Zur Zukunft der Landwirtschaft
Seit 46 Jahren erforscht die Wissenschaft im Langzeitversuch DOK die Auswirkungen der in der Schweiz üblichen landwirtschaftlichen Anbausysteme. Erstmals kommen nun diese anerkannten Forschungsresultate in die breite Öffentlichkeit. Die Aussage ist eindeutig: Zukunftsfähig ist die Biolandwirtschaft, insbesondere die biodynamische. Nur diese beiden stellen langfristig die Nachhaltigkeit unserer Böden und damit die Bodenfruchtbarkeit sicher. Ihre boden- und pflanzenschonende Bewirtschaftung erhält die für Mensch und Natur notwendige Biodiversität, die Qualität der Lebensmittel, das gesunde Gleichgewicht. Überdies schont Biolandbau die Ressourcen und produziert effizient.

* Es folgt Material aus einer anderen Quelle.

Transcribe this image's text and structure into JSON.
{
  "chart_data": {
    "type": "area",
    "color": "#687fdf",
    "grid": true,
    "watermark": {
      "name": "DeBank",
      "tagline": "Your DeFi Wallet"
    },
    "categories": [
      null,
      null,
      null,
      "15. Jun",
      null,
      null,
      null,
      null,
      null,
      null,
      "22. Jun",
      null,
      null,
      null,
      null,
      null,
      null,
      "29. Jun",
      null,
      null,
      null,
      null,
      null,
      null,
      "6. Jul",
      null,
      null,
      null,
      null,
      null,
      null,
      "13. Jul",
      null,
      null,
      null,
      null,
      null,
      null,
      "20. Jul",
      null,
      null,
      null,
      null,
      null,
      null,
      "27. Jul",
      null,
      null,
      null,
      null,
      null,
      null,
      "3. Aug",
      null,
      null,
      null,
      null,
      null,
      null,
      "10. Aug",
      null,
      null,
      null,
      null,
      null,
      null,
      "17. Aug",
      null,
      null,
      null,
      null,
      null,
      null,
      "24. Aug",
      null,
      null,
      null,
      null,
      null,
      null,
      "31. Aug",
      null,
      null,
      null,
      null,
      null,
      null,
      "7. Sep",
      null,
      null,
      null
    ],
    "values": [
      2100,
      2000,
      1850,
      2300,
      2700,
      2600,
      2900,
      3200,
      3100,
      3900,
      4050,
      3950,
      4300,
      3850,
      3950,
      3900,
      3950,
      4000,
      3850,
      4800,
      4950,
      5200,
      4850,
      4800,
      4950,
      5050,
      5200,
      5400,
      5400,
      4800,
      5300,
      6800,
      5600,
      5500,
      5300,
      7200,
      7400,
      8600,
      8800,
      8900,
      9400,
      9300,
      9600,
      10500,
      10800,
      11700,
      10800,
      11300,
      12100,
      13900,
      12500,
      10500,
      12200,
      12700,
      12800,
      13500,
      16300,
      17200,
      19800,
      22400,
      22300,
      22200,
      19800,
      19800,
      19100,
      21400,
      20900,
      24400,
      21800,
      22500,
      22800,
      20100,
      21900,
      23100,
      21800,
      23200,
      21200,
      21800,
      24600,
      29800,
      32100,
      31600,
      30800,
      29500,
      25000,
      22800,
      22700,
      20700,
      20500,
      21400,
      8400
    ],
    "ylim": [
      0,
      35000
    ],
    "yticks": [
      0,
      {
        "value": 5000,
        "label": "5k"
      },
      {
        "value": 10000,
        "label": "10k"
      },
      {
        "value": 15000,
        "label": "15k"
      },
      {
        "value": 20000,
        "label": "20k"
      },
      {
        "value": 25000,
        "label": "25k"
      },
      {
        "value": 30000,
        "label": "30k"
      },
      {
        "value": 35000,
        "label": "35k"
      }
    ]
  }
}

In drei Punkten hebt sich das biodynamische System (Demeter) signifikant von allen andern ab: Einzig hier findet über Jahre ein steter Humusaufbau statt, die Böden sind lebendiger und die Klimawirkung ist viel geringer. Um diese Prozesse zu verstehen, sind weitere Forschungen notwendig.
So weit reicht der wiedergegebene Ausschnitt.